Cerré los ojos con una sonrisa amarga.

Sí. No solo hice enojar al diablo. Me casé con él. Si Alex supiera que soy yo quien yace aquí, ¿se arrepentiría? ¿O simplemente pensaría que me lo merecía todo?

Media hora después, los soldados que nos rodeaban recibieron una orden urgente.

—¡Retirada! ¡Tenemos una misión más importante!

Desaparecieron en la noche. La ambulancia finalmente aceleró hacia el hospital, con sus luces de emergencia destellando un rojo cegador.

—¡Rápido! ¡Llévenla al quirófano!

Las enfermeras salieron corriendo. Justo cuando la camilla estaba a punto de entrar en la sala de emergencias, nos encontramos con Alex de nuevo. Estaba parado en el pasillo, con el rostro tenso por la ansiedad.

—Maldita sea —escupió—. ¿Esta perra asesina otra vez? Quítenla de mi vista.

Escuché vagamente sus palabras y luego perdí el conocimiento por completo.

—¡Quién me dio la información falsa! —le rugió Alex a su segundo al mando—. ¡Me enviaron al maldito hospital equivocado! ¿Están seguros de que Valentina está aquí? ¿Está en cirugía?

Su subordinado hurgó torpemente en su teléfono.

—¡Sí, Jefe! ¡El informante confirmó que la trajeron aquí! ¡Pero no hemos recibido el número de quirófano específico!

—¡Quiero al mejor equipo médico para el parto de Valentina! —Alex caminaba de un lado a otro, frenético—. ¡Nada puede salir mal!

Las enfermeras me llevaron al quirófano. Ni Alex ni su subordinado prestaron atención. Para ellos, yo solo era una maldita asesina.
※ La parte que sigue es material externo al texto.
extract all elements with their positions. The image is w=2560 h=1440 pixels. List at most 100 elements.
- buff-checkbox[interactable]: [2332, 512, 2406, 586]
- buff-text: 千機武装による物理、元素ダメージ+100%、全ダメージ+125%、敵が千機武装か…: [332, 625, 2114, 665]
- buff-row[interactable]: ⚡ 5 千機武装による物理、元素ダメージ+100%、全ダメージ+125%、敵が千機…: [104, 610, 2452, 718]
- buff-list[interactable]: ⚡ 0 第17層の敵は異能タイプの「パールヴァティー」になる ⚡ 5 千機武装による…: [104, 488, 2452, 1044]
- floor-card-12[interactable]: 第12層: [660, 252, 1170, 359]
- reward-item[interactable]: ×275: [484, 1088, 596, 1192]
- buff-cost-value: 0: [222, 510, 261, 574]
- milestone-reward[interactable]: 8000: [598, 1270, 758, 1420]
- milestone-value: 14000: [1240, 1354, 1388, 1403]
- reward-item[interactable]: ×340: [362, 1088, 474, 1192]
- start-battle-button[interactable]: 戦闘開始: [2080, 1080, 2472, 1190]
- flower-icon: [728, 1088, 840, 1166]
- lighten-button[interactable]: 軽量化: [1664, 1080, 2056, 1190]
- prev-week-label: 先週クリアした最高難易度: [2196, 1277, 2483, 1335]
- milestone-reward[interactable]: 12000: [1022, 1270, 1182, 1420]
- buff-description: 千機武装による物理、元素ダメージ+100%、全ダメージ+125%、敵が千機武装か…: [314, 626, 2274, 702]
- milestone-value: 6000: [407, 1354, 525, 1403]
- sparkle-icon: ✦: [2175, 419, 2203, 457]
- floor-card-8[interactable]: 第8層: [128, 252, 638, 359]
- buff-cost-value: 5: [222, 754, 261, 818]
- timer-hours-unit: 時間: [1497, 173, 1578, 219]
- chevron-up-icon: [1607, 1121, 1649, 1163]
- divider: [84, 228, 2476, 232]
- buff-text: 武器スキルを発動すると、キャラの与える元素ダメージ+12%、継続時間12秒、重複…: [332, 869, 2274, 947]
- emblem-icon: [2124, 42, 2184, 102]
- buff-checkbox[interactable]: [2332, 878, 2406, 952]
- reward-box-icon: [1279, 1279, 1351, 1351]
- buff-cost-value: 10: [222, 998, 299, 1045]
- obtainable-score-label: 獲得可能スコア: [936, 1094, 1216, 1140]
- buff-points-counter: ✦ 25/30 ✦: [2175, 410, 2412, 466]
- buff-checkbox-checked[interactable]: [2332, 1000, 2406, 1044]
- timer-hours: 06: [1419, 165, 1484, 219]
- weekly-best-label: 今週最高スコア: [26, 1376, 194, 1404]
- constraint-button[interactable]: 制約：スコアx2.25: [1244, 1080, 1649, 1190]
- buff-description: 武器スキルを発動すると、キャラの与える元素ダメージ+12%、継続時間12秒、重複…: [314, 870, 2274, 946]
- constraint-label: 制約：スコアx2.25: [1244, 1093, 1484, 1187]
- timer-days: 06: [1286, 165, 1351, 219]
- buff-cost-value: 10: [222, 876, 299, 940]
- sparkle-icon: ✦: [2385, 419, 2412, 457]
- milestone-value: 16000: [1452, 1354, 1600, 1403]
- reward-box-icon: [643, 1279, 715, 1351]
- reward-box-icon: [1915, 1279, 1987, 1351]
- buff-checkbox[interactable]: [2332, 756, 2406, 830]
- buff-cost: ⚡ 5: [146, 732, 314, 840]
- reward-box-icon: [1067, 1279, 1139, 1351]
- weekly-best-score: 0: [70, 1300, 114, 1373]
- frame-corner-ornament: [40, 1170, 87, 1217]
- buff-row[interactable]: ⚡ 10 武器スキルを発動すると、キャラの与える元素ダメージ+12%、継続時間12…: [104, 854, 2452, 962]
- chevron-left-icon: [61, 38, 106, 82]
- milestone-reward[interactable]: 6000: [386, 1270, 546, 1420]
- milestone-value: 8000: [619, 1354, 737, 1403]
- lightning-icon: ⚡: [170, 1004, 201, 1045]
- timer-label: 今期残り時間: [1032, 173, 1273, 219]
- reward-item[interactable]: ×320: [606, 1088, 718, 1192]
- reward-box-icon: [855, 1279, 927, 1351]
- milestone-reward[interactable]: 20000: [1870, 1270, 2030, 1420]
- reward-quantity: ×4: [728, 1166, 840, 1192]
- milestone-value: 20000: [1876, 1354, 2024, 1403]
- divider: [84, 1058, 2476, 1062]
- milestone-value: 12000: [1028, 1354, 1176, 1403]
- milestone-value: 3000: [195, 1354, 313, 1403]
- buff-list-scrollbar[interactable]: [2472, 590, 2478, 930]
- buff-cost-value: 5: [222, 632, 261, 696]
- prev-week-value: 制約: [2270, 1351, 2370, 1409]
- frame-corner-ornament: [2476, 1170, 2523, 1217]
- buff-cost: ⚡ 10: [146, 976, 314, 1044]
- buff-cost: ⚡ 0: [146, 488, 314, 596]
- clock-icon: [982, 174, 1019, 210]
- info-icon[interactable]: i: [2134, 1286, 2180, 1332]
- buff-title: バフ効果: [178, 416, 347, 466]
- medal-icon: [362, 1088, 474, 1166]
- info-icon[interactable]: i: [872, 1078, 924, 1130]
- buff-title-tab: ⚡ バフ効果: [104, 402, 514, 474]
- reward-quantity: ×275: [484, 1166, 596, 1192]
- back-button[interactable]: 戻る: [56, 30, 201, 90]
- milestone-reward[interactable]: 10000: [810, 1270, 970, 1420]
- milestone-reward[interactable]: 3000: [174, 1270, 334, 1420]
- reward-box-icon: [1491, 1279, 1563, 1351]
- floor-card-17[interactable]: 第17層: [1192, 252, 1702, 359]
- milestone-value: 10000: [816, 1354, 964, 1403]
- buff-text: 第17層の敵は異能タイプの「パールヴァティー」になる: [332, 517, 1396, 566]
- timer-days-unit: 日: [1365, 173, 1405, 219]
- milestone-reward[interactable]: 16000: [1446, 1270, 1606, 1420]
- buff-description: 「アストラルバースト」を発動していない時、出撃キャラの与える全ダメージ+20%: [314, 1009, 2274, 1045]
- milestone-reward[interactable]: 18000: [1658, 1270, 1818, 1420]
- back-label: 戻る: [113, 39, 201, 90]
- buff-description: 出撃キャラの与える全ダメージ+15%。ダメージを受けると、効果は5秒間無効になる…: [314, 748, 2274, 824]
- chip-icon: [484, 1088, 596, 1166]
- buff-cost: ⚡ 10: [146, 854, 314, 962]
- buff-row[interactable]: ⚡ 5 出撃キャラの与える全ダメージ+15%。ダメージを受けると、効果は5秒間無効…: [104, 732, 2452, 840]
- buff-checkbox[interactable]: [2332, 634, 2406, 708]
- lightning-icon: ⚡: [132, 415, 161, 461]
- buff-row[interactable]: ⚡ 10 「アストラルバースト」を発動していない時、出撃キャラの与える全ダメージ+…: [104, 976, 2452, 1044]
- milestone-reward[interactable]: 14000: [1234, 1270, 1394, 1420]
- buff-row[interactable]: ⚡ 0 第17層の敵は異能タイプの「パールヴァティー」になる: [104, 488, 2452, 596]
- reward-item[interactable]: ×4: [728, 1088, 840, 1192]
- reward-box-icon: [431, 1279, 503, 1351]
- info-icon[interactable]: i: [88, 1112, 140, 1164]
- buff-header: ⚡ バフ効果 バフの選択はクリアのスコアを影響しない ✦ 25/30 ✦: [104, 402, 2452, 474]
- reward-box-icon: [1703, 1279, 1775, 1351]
Su subordinado seguía haciendo llamadas, tratando de confirmar.

—¿Cuál es el número del quirófano? ¿Por qué no puedo contactar al médico de cabecera?

Los minutos pasaron. Alex se impacientaba cada vez más.

—¡¿Aún no hay noticias?!

Estaba a punto de asumir que era otra pista falsa y marcharse. Justo cuando perdía la paciencia, su subordinado señaló de repente hacia el quirófano al que acababan de introducirme. Su mano temblaba.

—Jefe... es este quirófano...

La cabeza de Alex se giró bruscamente. La luz sobre la puerta del quirófano parpadeó unas cuantas veces. Luego, se apagó.